2002 Dünya Kupasına katılmayı başaramayan Hollanda, 2006'da ise ikinci turda Portekiz'e elenerek kayde değer bir başarı elde edemezken 2010 Dünya Kupasına Bert Van Marwijk yönetiminde katılıyordu. Robben, Sneijder, Van Persie, Huntelaar gibi oyunculardan oluşan zengin hücum hattıyla Danimarka, Kamerun ve Japonya'nın bulunduğu grubu 3'te 3 yaparak tamamlayan Portakallar, ikinci turda Slovakya'yı 2-1'le geçerken çeyrek finalde favorilerden Brezilya'yı geriye düştüğü maçta 2-1 mağlup ederek 1998'in intikamını alıyordu. Yarı finalde ise Uruguay'ı 3-2 mağlup eden Hollanda tam 32 yıl aradan sonra Dünya Kupası'nda finale kalıyordu. Turnuvanın favorisi İspanya'nın karşısına Soccer City'de 90 bine yakın seyircinin önünde çıkan Portakallar normal süresi 0-0 sona eren karşılaşmanın uzatmalarında Robben'in kaleciyle karşı karşıya kaldığı pozisyondan yararlanamazken John Heitinga ikinci sarı kartıyla oyun dışı kalıyor, 9 dakika sonra ise İspanyollar İniesta'nın golüyle tarihlerindeki ilk dünya şampiyonluğuna uzanırken Hollanda bir kez daha finalden gözü yaşlı ayrılan taraf oluyordu.

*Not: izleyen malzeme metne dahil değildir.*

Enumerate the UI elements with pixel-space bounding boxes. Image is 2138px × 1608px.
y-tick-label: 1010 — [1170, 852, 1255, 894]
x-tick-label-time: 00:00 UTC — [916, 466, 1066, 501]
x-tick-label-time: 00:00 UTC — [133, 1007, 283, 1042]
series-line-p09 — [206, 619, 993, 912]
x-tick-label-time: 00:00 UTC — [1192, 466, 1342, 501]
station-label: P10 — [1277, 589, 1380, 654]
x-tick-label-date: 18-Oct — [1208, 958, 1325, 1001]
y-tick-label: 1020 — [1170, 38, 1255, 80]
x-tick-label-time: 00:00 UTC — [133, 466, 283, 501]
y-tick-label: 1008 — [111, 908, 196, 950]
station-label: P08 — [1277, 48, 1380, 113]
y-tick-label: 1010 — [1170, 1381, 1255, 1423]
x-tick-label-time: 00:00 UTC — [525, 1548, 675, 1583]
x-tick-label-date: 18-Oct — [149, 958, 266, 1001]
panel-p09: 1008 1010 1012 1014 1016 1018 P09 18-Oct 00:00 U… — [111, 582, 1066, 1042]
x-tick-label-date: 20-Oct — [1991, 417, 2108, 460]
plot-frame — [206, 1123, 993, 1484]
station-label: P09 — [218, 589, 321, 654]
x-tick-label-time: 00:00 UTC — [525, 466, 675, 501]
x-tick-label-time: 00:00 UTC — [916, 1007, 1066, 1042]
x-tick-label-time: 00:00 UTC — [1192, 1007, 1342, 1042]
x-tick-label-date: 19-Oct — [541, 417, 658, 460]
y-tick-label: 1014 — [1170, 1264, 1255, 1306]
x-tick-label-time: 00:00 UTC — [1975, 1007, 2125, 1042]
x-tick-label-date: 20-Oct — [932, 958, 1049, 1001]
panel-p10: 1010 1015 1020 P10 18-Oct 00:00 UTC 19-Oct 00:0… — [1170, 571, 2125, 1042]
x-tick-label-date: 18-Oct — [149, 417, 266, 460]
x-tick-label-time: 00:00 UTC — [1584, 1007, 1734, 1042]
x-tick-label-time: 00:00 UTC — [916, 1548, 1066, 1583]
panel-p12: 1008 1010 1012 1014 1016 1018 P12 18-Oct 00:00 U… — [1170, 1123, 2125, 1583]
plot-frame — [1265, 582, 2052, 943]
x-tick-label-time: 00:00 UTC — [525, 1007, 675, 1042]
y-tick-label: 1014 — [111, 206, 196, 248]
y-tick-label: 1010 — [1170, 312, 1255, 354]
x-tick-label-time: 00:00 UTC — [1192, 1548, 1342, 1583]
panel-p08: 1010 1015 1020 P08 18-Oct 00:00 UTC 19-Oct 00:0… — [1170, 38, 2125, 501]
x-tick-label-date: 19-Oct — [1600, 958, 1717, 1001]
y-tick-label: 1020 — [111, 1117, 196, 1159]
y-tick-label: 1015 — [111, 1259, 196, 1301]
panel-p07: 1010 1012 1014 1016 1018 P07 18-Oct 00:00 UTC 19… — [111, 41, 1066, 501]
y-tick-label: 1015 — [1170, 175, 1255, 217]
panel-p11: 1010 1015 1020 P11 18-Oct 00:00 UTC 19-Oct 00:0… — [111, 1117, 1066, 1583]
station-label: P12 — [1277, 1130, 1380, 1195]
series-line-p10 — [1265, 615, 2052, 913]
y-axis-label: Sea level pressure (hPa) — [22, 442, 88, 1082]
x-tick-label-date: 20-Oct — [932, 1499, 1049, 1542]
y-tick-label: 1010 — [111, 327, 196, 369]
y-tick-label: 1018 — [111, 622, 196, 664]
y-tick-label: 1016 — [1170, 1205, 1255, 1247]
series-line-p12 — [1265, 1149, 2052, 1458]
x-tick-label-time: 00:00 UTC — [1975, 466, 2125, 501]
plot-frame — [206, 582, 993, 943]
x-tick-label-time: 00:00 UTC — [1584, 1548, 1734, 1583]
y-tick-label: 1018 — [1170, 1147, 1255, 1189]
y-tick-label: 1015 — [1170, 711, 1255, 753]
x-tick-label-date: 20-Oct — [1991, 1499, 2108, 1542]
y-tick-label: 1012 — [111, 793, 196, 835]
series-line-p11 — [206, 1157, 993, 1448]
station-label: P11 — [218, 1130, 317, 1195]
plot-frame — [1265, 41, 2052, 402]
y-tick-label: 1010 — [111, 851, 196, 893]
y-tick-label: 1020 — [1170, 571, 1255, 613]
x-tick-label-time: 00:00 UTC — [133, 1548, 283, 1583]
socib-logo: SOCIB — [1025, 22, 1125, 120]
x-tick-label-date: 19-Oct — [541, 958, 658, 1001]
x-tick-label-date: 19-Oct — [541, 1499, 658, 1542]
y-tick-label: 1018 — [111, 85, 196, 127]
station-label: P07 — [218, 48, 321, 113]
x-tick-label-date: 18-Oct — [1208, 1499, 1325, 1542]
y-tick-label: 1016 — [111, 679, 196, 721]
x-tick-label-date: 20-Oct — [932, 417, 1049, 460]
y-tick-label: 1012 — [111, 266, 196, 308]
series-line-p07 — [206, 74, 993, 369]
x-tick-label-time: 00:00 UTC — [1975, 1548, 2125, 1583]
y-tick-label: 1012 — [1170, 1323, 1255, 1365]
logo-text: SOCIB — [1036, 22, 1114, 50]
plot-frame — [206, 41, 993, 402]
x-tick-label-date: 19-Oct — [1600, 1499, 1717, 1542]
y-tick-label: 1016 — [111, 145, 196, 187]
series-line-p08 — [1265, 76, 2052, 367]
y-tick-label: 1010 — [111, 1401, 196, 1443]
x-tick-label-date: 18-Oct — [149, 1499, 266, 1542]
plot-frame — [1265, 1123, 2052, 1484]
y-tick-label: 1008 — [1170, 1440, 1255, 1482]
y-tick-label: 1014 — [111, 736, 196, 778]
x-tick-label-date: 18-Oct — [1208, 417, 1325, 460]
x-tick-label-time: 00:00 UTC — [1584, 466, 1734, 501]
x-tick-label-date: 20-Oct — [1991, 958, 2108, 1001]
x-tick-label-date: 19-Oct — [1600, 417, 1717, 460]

Robben kaçırdığı golle umutları 4 yıl sonrasına ertelerken



2012 Avrupa Şampiyonası sonrası Louis Van Gaal'i göreve getiren Hollanda gruplarda ilk olarak son şampiyon İspanya'yı 5-1'le bozguna uğratırken ardından Avustralya ve Şili'yi mağlup etti. İkinci turda ise Meksikayı çok zorlandıkları maçta son dakikalarda Sneijder ve Huntelaar'ın golleriyle mağlup ederken çeyrek finalde kupanın sürpriz takımı Kosta Rika'yı penaltılarda yine zorlanarak geçebildiler. Yarı finalde ise bir başka ezeli rakipleri olan Arjantin karşısına çıkacak olan Portakallar kazanması halinde kupanın bir ucundan tutarak Almanya ya da ev sahibi Brezilya'nın karşısına dikilecek.